Once a brain determines that survival is temporarily secured, it refocuses on the second priority – pleasure. The brain doesn’t specifically want to have fun. It’s just that many pleasurable sensations, including sleeping, eating, and playing, are directly tied to survival. The survival connection to food, rest, and enjoyment seems obvious, but the brain also needs intellectual stimulation. Thinking is the brain’s own exercise machine, keeping it healthy, alert, and functioning.
Being Holistic or Being Logical
A large portion of our brain, our neocortex, consists of a left and a right hemisphere. The corpus callosum provides a communication bridge between the two halves – and the two hemispheres need all the communication help they can get.
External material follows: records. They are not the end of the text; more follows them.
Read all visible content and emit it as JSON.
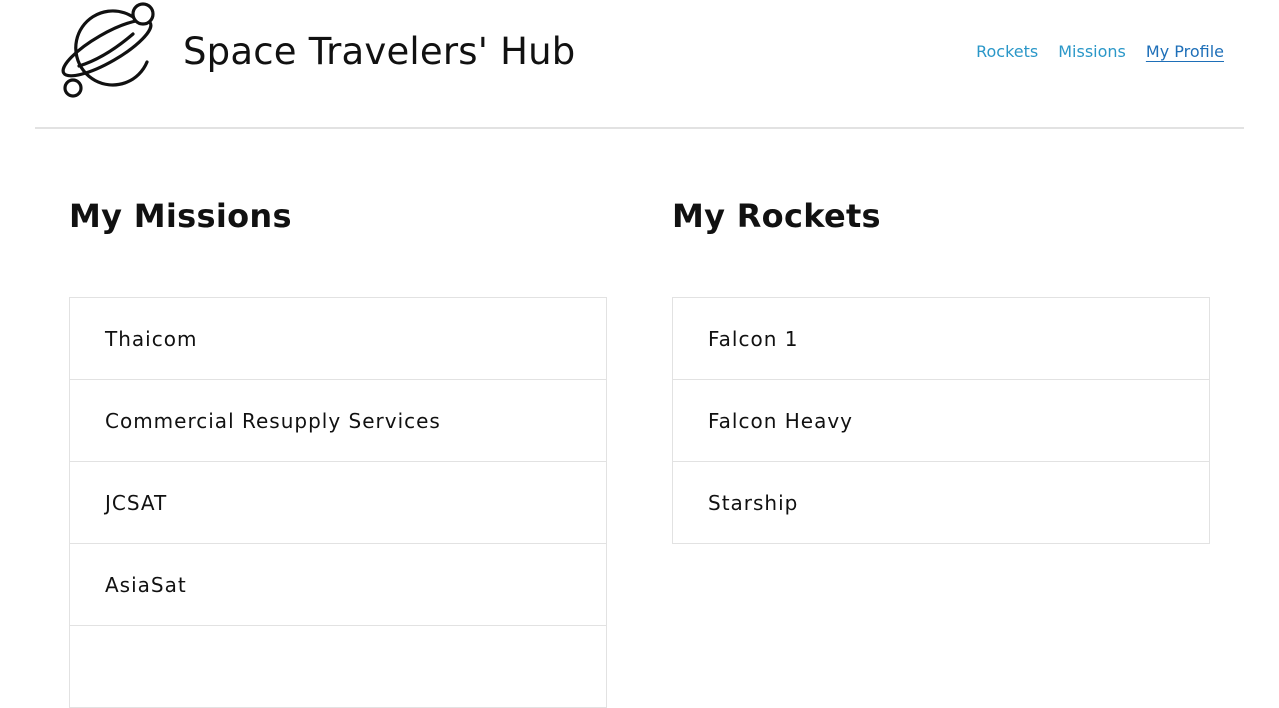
{
  "header": {
    "title": "Space Travelers' Hub",
    "logo_icon": "planet-logo-icon",
    "nav": [
      {
        "label": "Rockets",
        "active": false
      },
      {
        "label": "Missions",
        "active": false
      },
      {
        "label": "My Profile",
        "active": true
      }
    ]
  },
  "missions": {
    "title": "My Missions",
    "items": [
      "Thaicom",
      "Commercial Resupply Services",
      "JCSAT",
      "AsiaSat",
      ""
    ]
  },
  "rockets": {
    "title": "My Rockets",
    "items": [
      "Falcon 1",
      "Falcon Heavy",
      "Starship"
    ]
  },
  "colors": {
    "nav_link": "#2a97c8",
    "nav_active": "#1e6fb8",
    "border": "#e2e2e2",
    "text": "#111111"
  }
}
They see very little the same way; they resemble two siblings whose experience is the same but who rarely agree about what they experienced. With the help of the corpus callosum, the two hemispheres are able to partner. Together, they simultaneously comprehend the details and the context.
Although generalizations about brain functioning are dangerous, we can, for the sake of discussion, say that the left hemisphere thinks logically, and the right hemisphere thinks holistically. The left thinks sequentially; the right thinks randomly. The left analyzes; the right synthesizes. The left comprehends words; the right comprehends metaphors. The left examines what is said; the right discerns how it is said. The left seeks facts and details; the right interprets stories and visuals. And, most importantly for this discussion, the left processes positive emotions like laughter and joy; the right processes negative emotions like fear and disgust.
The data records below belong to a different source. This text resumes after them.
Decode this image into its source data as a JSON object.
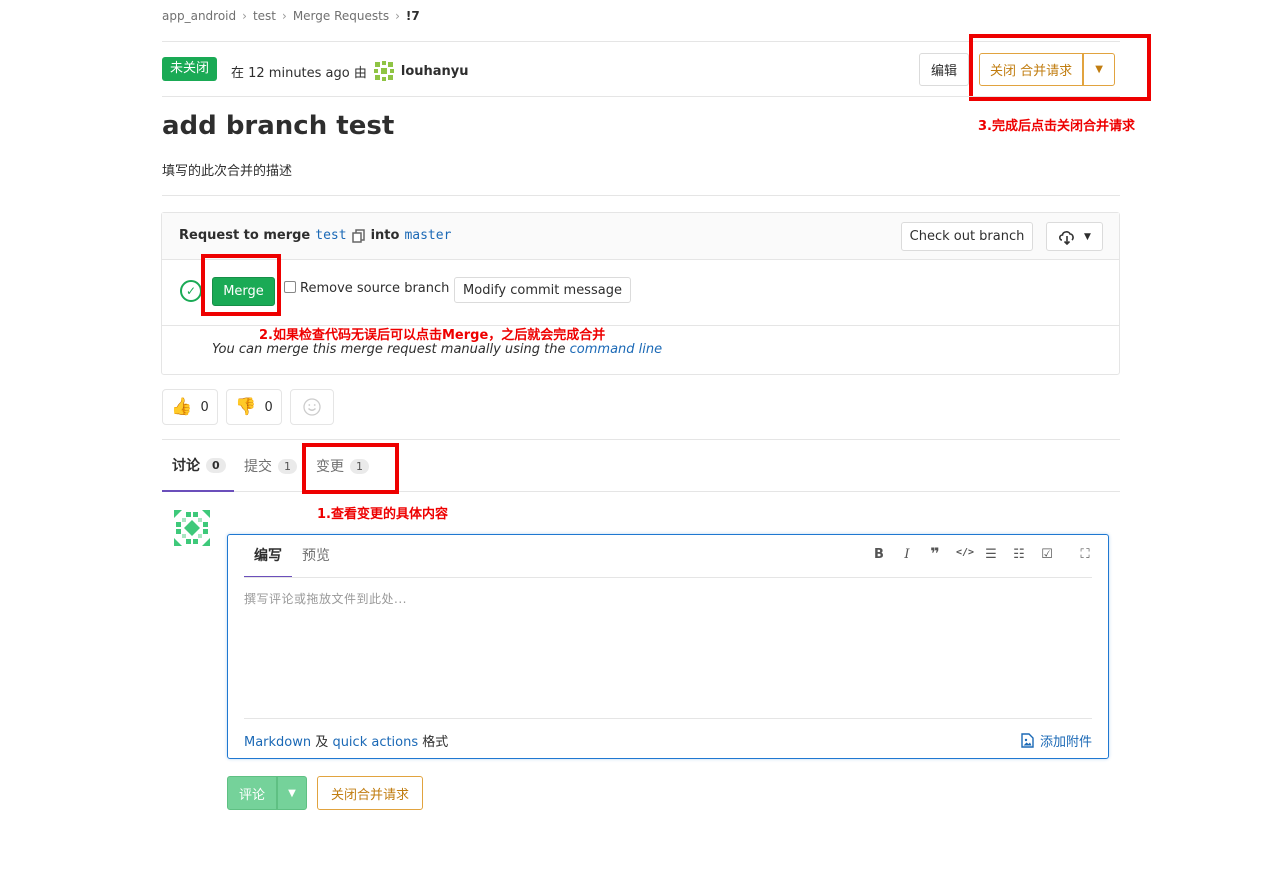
{
  "breadcrumb": {
    "items": [
      "app_android",
      "test",
      "Merge Requests"
    ],
    "current": "!7"
  },
  "header": {
    "status": "未关闭",
    "time_prefix": "在 12 minutes ago 由",
    "author": "louhanyu",
    "edit_label": "编辑",
    "close_mr_label": "关闭 合并请求"
  },
  "annotations": {
    "step3": "3.完成后点击关闭合并请求",
    "step2": "2.如果检查代码无误后可以点击Merge，之后就会完成合并",
    "step1": "1.查看变更的具体内容"
  },
  "mr": {
    "title": "add branch test",
    "description": "填写的此次合并的描述"
  },
  "widget": {
    "request_prefix": "Request to merge",
    "source_branch": "test",
    "into_label": "into",
    "target_branch": "master",
    "checkout_label": "Check out branch",
    "merge_label": "Merge",
    "remove_source_label": "Remove source branch",
    "modify_commit_label": "Modify commit message",
    "manual_text": "You can merge this merge request manually using the",
    "command_line_link": "command line"
  },
  "awards": {
    "thumbsup_count": "0",
    "thumbsdown_count": "0"
  },
  "tabs": [
    {
      "label": "讨论",
      "count": "0"
    },
    {
      "label": "提交",
      "count": "1"
    },
    {
      "label": "变更",
      "count": "1"
    }
  ],
  "editor": {
    "write_tab": "编写",
    "preview_tab": "预览",
    "placeholder": "撰写评论或拖放文件到此处...",
    "markdown_link": "Markdown",
    "and_text": "及",
    "quick_actions_link": "quick actions",
    "format_text": "格式",
    "attach_label": "添加附件"
  },
  "actions": {
    "comment_label": "评论",
    "close_mr_label": "关闭合并请求"
  },
  "colors": {
    "success": "#1aaa55",
    "warning": "#e1a33f",
    "link": "#1b69b6",
    "active_tab": "#6b4fbb",
    "annotation": "#ee0000"
  }
}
This duality allows our brains to size up unknown situations quickly. The right hemisphere surveys the big picture and looks for survival threats. The left hemisphere analyzes the potential threats, and if no threat is present, looks for the positive aspects of the situation.
When the incoming information doesn’t fit recognizable patterns, our brains go on alert. If the right perceives negative potential, it directs the release of cortisol. If the left perceives positive potential, it releases adrenaline. Both of these brain chemicals sear memories into our brains. They allow us to remember the events years afterward.
Babysitting Adults
The threat of threats doesn’t disappear in adults. As a result, the brain’s survival focus can block learning. To the wary brain, a classroom can be uncomfortable. Foreign. Threatening. The act of learning implies a lack of completeness. Learners suspicious of facilitator motives, or fearful of their own learning disabilities, can become so wrapped up in right hemispheric negativity that they switch into survival mode. Learning is forgotten. Given that this brain panic cannot be stopped, smart trainers find ways to harmonize with and direct the brain’s dual focus.
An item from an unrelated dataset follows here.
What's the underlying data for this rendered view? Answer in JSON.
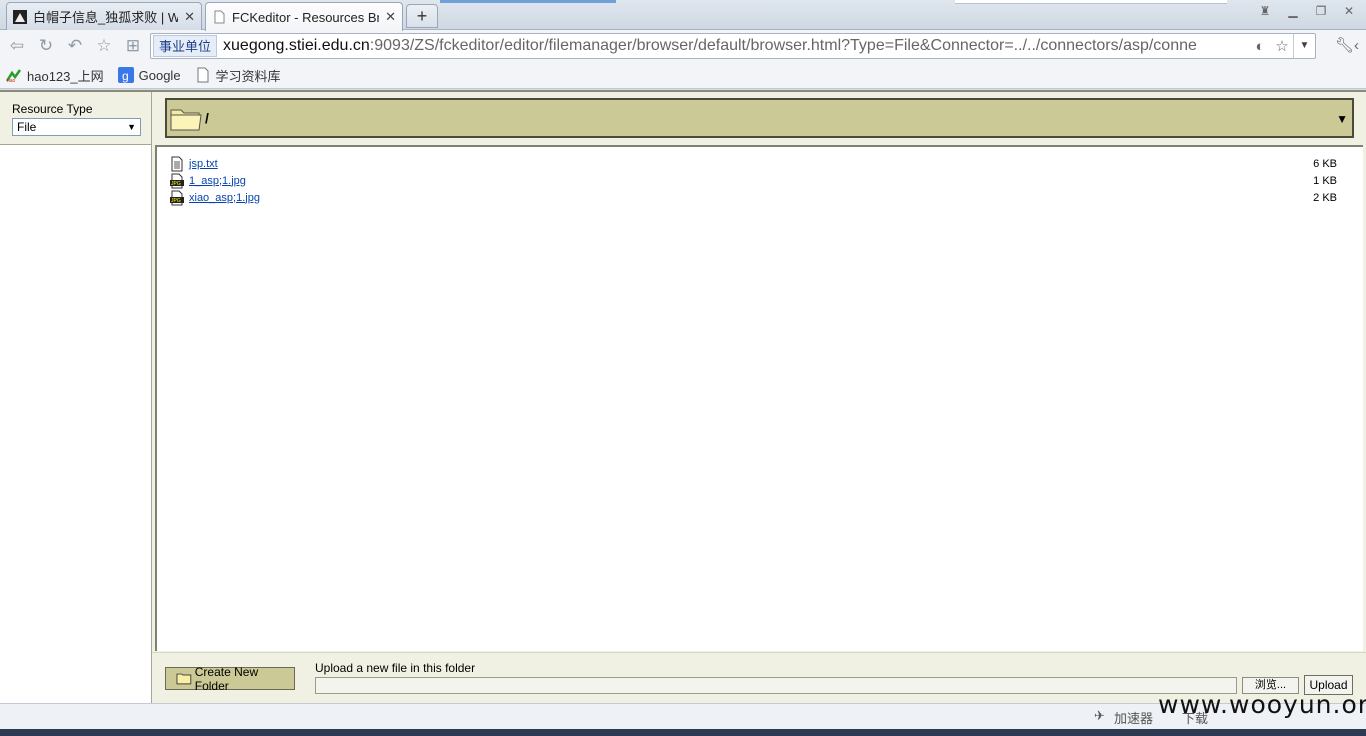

That’s where brain-based learning comes in. Engaging activities babysit the right hemisphere, keeping it busy with things it likes, such as cartoons, music, games, interactivity, mnemonics, or this author’s own Learnertainment® concepts. These activities provide the pessimistic right with a positive context. Once the right hemisphere is playfully engaged, learning can commence without blocking.
If you want your trainees to “look at the camera,” babysit them. Focus them on pleasure, not survival. Tell a joke. Display a toy. Play some music. Make it fun. By doing so, you will help snap mental pictures they can savor years into the future.